10. The light source device according to claim 1, further comprising a light diffusion plate arranged on the light transmissible surface and configured for transmitting the light evenly.

11. The light source device according to claim 1, wherein the light emitting sources comprise a plurality of columns of light emitting diodes (LEDs) which are disposed around the projection through space evenly; and the LEDs in each column are arranged in a line perpendicular to the axial direction of the locating-mounting hole and in a direction from a position being close to the projection through space to a position being far from the projection through space.

12. An alignment mark shooting and recognizing system, comprising: a camera configured to shoot an alignment mark on a substrate, and the light source device according to claim 1; wherein the light source device is mounted on the camera via the locating-mounting hole.

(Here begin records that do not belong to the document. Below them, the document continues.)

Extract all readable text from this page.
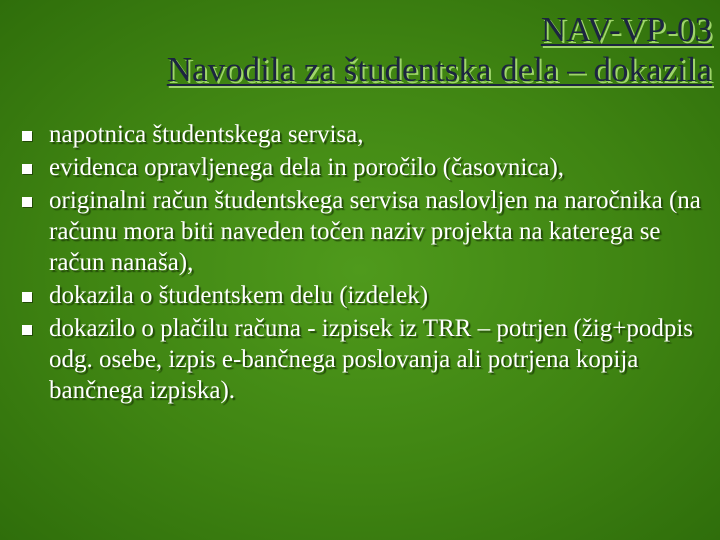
NAV-VP-03
Navodila za študentska dela – dokazila
napotnica študentskega servisa,
evidenca opravljenega dela in poročilo (časovnica),
originalni račun študentskega servisa naslovljen na naročnika (na računu mora biti naveden točen naziv projekta na katerega se račun nanaša),
dokazila o študentskem delu (izdelek)
dokazilo o plačilu računa - izpisek iz TRR – potrjen (žig+podpis odg. osebe, izpis e-bančnega poslovanja ali potrjena kopija bančnega izpiska).
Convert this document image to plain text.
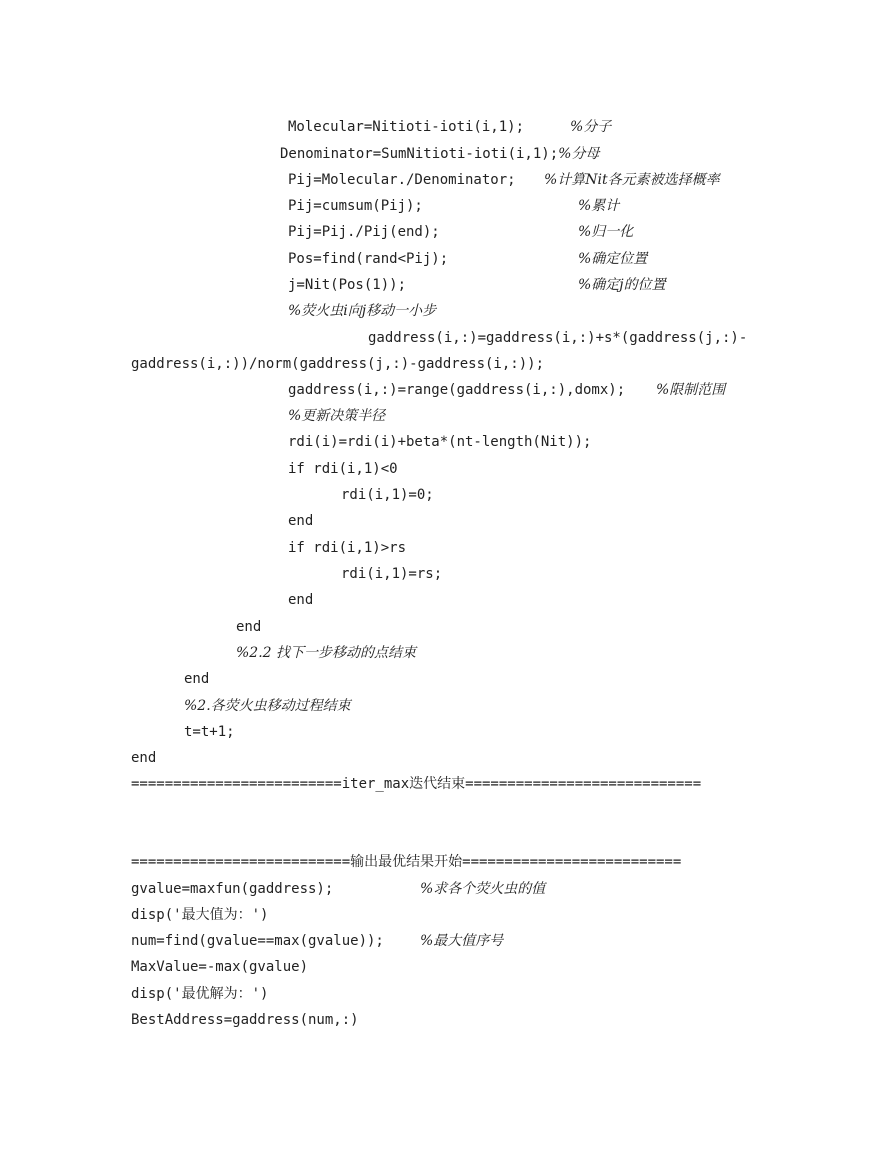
Molecular=Nitioti-ioti(i,1);	%分子
Denominator=SumNitioti-ioti(i,1);%分母
Pij=Molecular./Denominator; %计算Nit各元素被选择概率
Pij=cumsum(Pij);	%累计
Pij=Pij./Pij(end);	%归一化
Pos=find(rand<Pij);	%确定位置
j=Nit(Pos(1));	%确定j的位置
%荧火虫i向j移动一小步
gaddress(i,:)=gaddress(i,:)+s*(gaddress(j,:)-
gaddress(i,:))/norm(gaddress(j,:)-gaddress(i,:));
gaddress(i,:)=range(gaddress(i,:),domx); %限制范围
%更新决策半径
rdi(i)=rdi(i)+beta*(nt-length(Nit));
if rdi(i,1)<0
rdi(i,1)=0;
end
if rdi(i,1)>rs
rdi(i,1)=rs;
end
end
%2.2 找下一步移动的点结束
end
%2.各荧火虫移动过程结束
t=t+1;
end
=========================iter_max迭代结束============================
==========================输出最优结果开始==========================
gvalue=maxfun(gaddress);	%求各个荧火虫的值
disp('最大值为：')
num=find(gvalue==max(gvalue));	%最大值序号
MaxValue=-max(gvalue)
disp('最优解为：')
BestAddress=gaddress(num,:)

13. The alignment mark shooting and recognizing system according to claim 12, further comprising: an adjusting knob configured for adjusting a focal length of the camera, and an adjusting ruler configured for aligning the focal length.

14. The alignment mark shooting and recognizing system according to claim 12, wherein the light emitting sources in the light source device surround the camera.

15. The alignment mark shooting and recognizing system according to claim 14, wherein the camera is inserted into the locating-mounting hole, and a shooting end of the camera is located within the accommodation space of the light source device.

16. The alignment mark shooting and recognizing system according to claim 14, wherein the camera is inserted into the locating-mounting hole and extends through the light source device, and a shooting end of the camera is located outside the accommodation space of the light source device.